#### Multi-class, top-k prediction task

Overview

Welcome to the 2025 Kaggle Playground Series! We plan to continue in the spirit of previous playgrounds, providing interesting and approachable datasets for our community to practice their machine learning skills, and anticipate a competition each month.

Your Goal: Your objective is to select the best fertilizer for different weather, soil conditions and crops.

Dataset Description

The dataset for this competition (both train and test) was generated from a deep learning model trained on the Fertilizer prediction dataset. Feature distributions are close to, but not exactly the same, as the original. Feel free to use the original dataset as part of this competition, both to explore differences as well as to see whether incorporating the original in training improves model performance.

Files

* train.csv - the training dataset; Fertilizer Name is the categorical target
* test.csv - the test dataset; your objective is to predict the Fertilizer Name for each row, up to three value, space delimited.
* sample_submission.csv - a sample submission file in the correct format.

Submission File

For each id in the test set, you may predict up to 3 Fertilizer Name values, with the predictions space delimited.

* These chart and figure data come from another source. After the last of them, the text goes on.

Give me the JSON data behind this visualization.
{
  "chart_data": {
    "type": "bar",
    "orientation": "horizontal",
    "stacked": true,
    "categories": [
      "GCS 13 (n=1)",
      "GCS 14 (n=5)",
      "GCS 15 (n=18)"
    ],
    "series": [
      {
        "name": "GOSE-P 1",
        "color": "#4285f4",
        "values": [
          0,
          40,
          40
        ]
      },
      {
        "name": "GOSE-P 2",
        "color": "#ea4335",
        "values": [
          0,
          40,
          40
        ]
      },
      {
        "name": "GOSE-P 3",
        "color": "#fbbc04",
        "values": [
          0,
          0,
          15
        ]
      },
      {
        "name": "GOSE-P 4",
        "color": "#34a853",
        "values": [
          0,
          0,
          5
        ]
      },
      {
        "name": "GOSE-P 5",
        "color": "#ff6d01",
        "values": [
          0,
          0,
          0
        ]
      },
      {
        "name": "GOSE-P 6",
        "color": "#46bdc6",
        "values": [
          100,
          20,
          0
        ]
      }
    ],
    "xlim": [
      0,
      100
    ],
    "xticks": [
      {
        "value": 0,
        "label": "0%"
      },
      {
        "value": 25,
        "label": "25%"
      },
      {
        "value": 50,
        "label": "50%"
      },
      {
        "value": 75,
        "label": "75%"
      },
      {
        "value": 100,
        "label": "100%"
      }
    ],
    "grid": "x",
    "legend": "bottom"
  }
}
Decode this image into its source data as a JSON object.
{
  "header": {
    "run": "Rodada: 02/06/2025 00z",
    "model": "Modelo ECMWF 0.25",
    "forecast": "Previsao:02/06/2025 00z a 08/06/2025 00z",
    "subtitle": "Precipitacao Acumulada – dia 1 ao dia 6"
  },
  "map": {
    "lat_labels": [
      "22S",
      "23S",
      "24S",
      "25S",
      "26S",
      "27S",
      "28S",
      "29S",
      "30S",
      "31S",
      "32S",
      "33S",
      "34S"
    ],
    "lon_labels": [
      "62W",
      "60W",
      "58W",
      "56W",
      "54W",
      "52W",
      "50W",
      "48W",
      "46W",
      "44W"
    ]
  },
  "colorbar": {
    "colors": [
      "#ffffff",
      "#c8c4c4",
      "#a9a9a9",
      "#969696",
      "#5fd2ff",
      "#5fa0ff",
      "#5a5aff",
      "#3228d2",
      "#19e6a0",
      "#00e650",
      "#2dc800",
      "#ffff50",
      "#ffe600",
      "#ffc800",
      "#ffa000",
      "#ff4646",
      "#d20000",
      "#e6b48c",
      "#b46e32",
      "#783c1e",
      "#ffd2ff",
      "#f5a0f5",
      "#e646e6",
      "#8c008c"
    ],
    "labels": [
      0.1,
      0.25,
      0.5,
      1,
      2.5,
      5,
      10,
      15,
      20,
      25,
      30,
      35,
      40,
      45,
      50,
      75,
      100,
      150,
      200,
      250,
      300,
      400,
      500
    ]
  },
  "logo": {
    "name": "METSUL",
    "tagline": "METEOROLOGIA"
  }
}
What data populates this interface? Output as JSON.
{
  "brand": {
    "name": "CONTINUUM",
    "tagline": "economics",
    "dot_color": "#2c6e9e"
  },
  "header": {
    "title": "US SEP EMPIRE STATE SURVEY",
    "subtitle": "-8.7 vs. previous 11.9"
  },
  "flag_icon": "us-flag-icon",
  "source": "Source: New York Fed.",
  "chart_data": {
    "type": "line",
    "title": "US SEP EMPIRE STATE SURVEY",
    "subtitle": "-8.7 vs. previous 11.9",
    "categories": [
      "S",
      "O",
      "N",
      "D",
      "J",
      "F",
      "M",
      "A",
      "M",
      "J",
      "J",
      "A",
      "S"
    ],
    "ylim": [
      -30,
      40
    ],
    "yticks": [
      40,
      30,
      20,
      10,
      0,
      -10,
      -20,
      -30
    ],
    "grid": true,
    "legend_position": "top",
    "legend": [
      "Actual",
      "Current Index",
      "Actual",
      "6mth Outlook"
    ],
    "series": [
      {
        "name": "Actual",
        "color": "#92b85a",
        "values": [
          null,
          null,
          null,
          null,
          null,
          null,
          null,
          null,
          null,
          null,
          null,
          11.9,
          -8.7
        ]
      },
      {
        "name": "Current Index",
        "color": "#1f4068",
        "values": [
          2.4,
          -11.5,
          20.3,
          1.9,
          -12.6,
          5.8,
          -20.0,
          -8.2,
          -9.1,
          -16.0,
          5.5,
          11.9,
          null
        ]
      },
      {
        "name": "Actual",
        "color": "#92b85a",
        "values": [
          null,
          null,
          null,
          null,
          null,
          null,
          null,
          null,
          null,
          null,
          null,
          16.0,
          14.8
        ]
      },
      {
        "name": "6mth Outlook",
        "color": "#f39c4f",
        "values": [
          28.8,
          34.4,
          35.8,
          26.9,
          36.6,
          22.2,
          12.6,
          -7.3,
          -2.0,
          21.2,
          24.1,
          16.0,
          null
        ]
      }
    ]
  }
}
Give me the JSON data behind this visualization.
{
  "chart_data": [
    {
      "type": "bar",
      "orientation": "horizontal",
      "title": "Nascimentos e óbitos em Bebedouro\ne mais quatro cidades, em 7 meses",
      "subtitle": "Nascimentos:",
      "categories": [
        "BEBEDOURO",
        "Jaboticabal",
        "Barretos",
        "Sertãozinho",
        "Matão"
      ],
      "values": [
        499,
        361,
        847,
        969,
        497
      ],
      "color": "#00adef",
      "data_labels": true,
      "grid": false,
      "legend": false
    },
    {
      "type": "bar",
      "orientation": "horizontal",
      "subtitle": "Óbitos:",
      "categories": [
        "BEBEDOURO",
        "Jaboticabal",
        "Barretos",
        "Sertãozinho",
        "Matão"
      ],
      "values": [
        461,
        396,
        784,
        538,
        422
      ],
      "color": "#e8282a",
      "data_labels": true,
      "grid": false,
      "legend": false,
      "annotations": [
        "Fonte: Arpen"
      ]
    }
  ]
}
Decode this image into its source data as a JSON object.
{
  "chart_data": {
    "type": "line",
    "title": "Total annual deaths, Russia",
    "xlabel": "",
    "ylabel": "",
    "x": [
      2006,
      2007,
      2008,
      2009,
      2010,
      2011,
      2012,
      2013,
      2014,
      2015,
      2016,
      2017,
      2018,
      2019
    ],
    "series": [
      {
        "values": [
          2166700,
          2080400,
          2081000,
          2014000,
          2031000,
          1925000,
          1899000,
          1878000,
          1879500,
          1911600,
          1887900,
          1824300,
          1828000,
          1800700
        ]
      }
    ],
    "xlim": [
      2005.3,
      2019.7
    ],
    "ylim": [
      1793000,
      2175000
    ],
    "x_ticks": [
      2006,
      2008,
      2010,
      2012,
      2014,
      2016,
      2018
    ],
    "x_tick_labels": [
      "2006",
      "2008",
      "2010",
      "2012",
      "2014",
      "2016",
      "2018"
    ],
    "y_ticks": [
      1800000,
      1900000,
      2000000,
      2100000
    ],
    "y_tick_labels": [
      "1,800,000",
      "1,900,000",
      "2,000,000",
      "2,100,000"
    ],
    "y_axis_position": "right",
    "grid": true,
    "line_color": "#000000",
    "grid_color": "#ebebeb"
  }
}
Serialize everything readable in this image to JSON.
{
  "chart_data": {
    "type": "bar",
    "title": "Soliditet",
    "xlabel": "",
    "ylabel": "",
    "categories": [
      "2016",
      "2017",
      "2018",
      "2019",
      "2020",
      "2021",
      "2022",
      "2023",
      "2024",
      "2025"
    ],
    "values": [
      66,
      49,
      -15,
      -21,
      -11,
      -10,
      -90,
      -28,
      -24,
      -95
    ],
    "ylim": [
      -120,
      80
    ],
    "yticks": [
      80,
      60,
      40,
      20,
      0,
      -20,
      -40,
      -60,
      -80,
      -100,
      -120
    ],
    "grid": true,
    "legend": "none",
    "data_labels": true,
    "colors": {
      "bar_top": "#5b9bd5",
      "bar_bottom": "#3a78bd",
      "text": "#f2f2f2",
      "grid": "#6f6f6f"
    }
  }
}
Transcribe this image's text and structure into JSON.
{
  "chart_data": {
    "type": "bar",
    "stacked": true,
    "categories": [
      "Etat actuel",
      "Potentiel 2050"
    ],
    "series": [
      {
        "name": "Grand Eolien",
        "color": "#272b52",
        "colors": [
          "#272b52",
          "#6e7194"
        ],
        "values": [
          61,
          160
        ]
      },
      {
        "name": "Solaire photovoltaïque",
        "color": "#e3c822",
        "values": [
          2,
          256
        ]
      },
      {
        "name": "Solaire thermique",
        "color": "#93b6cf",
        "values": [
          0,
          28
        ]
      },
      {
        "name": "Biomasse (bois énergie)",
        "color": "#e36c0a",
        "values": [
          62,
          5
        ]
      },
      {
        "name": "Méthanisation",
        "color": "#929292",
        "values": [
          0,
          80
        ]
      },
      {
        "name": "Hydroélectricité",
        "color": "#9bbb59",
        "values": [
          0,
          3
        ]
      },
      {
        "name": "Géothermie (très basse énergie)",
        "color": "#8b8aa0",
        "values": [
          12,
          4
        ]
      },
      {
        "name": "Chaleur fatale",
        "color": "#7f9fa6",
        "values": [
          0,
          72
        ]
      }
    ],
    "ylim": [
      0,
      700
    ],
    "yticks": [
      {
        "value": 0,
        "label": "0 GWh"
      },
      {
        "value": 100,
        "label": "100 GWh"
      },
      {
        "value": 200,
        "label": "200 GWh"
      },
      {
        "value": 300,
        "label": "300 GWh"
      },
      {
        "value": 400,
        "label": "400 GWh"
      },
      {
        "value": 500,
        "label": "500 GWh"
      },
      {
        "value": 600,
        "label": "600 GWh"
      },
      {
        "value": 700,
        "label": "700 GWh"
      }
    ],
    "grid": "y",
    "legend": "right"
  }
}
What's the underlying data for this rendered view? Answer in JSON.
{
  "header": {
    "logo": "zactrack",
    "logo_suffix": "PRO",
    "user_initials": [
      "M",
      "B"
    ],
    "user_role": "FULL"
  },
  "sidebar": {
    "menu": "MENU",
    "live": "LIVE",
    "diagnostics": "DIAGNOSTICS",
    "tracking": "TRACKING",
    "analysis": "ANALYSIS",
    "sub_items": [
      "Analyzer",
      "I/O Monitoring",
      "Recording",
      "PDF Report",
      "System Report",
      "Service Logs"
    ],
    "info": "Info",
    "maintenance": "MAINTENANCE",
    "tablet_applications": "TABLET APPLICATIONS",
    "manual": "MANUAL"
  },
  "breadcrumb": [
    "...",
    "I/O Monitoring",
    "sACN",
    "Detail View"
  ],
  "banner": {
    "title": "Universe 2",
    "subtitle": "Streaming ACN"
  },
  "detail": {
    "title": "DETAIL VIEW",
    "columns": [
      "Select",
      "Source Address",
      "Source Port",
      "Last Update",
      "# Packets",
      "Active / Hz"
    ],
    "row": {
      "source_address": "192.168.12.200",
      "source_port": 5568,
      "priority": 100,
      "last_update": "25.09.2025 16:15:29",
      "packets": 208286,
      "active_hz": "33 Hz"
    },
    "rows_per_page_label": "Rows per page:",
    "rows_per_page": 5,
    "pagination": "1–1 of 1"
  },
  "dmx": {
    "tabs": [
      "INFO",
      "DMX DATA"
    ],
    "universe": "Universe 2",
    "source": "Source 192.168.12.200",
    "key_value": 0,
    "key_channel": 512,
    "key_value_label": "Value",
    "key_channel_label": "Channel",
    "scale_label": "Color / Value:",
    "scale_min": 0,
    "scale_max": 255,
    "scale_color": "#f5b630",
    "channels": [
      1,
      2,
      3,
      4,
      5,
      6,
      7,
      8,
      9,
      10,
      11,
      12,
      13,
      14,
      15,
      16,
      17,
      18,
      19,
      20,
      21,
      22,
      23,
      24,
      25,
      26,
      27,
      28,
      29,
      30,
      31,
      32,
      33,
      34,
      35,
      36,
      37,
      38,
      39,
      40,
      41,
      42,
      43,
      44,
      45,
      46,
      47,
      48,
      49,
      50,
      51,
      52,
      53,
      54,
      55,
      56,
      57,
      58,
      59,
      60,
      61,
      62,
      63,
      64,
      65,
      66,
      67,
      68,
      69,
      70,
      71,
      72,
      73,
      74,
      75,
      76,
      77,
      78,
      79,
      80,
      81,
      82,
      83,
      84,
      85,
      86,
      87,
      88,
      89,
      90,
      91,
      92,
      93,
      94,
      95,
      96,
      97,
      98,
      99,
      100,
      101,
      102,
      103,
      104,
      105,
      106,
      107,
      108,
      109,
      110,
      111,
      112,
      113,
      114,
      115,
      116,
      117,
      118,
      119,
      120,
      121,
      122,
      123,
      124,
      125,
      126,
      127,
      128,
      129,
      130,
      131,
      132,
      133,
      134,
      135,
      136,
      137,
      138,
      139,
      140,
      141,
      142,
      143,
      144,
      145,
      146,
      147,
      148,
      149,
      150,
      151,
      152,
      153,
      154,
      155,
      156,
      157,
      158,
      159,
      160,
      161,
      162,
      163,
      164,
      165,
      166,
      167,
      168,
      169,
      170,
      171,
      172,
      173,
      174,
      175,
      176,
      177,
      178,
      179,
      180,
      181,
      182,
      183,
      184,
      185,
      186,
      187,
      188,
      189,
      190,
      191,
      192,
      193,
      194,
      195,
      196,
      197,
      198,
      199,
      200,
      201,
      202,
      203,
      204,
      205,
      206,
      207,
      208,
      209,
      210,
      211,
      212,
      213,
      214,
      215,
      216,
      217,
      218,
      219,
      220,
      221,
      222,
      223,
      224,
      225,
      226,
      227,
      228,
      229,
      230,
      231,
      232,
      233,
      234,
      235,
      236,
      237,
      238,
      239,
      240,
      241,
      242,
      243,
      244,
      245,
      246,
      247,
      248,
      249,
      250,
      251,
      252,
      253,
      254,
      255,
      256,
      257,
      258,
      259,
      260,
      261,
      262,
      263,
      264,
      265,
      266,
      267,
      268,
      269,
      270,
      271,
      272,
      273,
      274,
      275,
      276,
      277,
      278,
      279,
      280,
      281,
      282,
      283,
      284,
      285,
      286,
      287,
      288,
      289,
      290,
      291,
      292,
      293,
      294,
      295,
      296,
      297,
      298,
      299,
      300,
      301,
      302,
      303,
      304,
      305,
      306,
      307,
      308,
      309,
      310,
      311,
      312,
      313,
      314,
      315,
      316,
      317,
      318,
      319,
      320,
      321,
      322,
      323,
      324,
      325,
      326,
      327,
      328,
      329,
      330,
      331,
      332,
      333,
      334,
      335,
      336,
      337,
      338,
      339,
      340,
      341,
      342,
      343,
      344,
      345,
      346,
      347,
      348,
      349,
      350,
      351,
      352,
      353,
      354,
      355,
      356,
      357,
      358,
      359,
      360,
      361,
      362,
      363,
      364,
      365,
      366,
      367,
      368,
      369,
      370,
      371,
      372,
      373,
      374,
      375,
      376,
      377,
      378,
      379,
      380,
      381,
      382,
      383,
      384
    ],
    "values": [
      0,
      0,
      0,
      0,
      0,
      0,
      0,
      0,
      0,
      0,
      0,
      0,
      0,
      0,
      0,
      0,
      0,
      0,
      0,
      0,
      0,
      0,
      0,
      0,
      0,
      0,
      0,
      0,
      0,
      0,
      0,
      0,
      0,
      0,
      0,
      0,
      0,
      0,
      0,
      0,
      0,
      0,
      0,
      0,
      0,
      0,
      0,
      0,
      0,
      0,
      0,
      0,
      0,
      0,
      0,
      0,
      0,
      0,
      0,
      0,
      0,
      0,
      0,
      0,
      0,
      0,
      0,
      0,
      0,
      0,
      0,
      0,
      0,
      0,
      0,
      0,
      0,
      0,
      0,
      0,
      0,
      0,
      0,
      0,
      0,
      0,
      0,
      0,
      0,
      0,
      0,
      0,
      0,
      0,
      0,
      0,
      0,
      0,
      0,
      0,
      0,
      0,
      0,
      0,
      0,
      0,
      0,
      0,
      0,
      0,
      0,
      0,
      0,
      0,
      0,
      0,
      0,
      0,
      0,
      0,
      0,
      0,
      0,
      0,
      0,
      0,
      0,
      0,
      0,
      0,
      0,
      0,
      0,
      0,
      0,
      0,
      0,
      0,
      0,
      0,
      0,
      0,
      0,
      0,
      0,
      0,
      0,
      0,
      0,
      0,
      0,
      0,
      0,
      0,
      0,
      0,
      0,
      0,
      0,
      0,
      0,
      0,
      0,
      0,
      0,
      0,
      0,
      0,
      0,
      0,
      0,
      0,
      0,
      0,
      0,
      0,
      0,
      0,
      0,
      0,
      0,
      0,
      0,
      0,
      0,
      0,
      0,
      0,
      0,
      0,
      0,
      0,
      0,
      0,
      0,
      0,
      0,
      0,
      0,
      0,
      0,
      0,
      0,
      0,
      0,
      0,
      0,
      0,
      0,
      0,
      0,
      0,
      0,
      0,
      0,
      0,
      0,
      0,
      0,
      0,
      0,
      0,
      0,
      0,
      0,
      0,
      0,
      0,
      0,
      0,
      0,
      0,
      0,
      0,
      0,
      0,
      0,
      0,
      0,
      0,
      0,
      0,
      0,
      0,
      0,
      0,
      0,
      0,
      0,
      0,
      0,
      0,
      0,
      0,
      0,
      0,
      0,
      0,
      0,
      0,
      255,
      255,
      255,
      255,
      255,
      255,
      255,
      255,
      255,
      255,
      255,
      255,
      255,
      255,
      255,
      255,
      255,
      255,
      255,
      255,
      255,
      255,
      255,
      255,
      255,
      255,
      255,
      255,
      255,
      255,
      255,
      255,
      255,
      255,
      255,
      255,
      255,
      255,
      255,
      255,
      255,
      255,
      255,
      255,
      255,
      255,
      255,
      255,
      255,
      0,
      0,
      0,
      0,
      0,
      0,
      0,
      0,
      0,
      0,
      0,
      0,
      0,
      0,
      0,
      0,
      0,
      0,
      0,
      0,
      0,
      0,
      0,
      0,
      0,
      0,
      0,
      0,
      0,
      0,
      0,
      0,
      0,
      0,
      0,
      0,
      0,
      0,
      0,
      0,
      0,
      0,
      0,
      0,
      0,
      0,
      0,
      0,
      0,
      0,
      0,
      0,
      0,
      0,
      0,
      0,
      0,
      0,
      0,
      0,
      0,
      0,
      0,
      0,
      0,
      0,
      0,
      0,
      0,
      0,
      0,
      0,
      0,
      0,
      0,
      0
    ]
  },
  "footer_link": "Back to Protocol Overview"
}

The file should contain a header and have the following format:

id,Fertilizer Name 

750000,14-35-14 10-26-26 Urea

750000,14-35-14 10-26-26 Urea 

...

In [13]:
import pandas as pd
import numpy as np

from sklearn.model_selection import train_test_split
from sklearn.ensemble import RandomForestClassifier
from sklearn.preprocessing import LabelEncoder
from sklearn.metrics import classification_report

In [21]:
df = pd.read_csv("Data/train.csv")
df

Unnamed: 0,id,Temparature,Humidity,Moisture,Soil Type,Crop Type,Nitrogen,Potassium,Phosphorous,Fertilizer Name
0,0,37,70,36,Clayey,Sugarcane,36,4,5,28-28
1,1,27,69,65,Sandy,Millets,30,6,18,28-28
2,2,29,63,32,Sandy,Millets,24,12,16,17-17-17
3,3,35,62,54,Sandy,Barley,39,12,4,10-26-26
4,4,35,58,43,Red,Paddy,37,2,16,DAP
...,...,...,...,...,...,...,...,...,...,...
749995,749995,25,69,30,Clayey,Maize,8,16,6,28-28
749996,749996,37,64,58,Loamy,Sugarcane,38,8,20,17-17-17
749997,749997,35,68,59,Sandy,Ground Nuts,6,11,29,10-26-26
749998,749998,31,68,29,Red,Cotton,9,11,12,20-20


In [22]:
y = df["Fertilizer Name"]
X = df.drop(columns=["id", "Fertilizer Name"])
X.head()

Unnamed: 0,Temparature,Humidity,Moisture,Soil Type,Crop Type,Nitrogen,Potassium,Phosphorous
0,37,70,36,Clayey,Sugarcane,36,4,5
1,27,69,65,Sandy,Millets,30,6,18
2,29,63,32,Sandy,Millets,24,12,16
3,35,62,54,Sandy,Barley,39,12,4
4,35,58,43,Red,Paddy,37,2,16


In [23]:
print("Fertilizer Name:", list(y.unique()))
print("Soil Type:", list(X["Soil Type"].unique()))
print("Crop Type:", list(X["Crop Type"].unique()))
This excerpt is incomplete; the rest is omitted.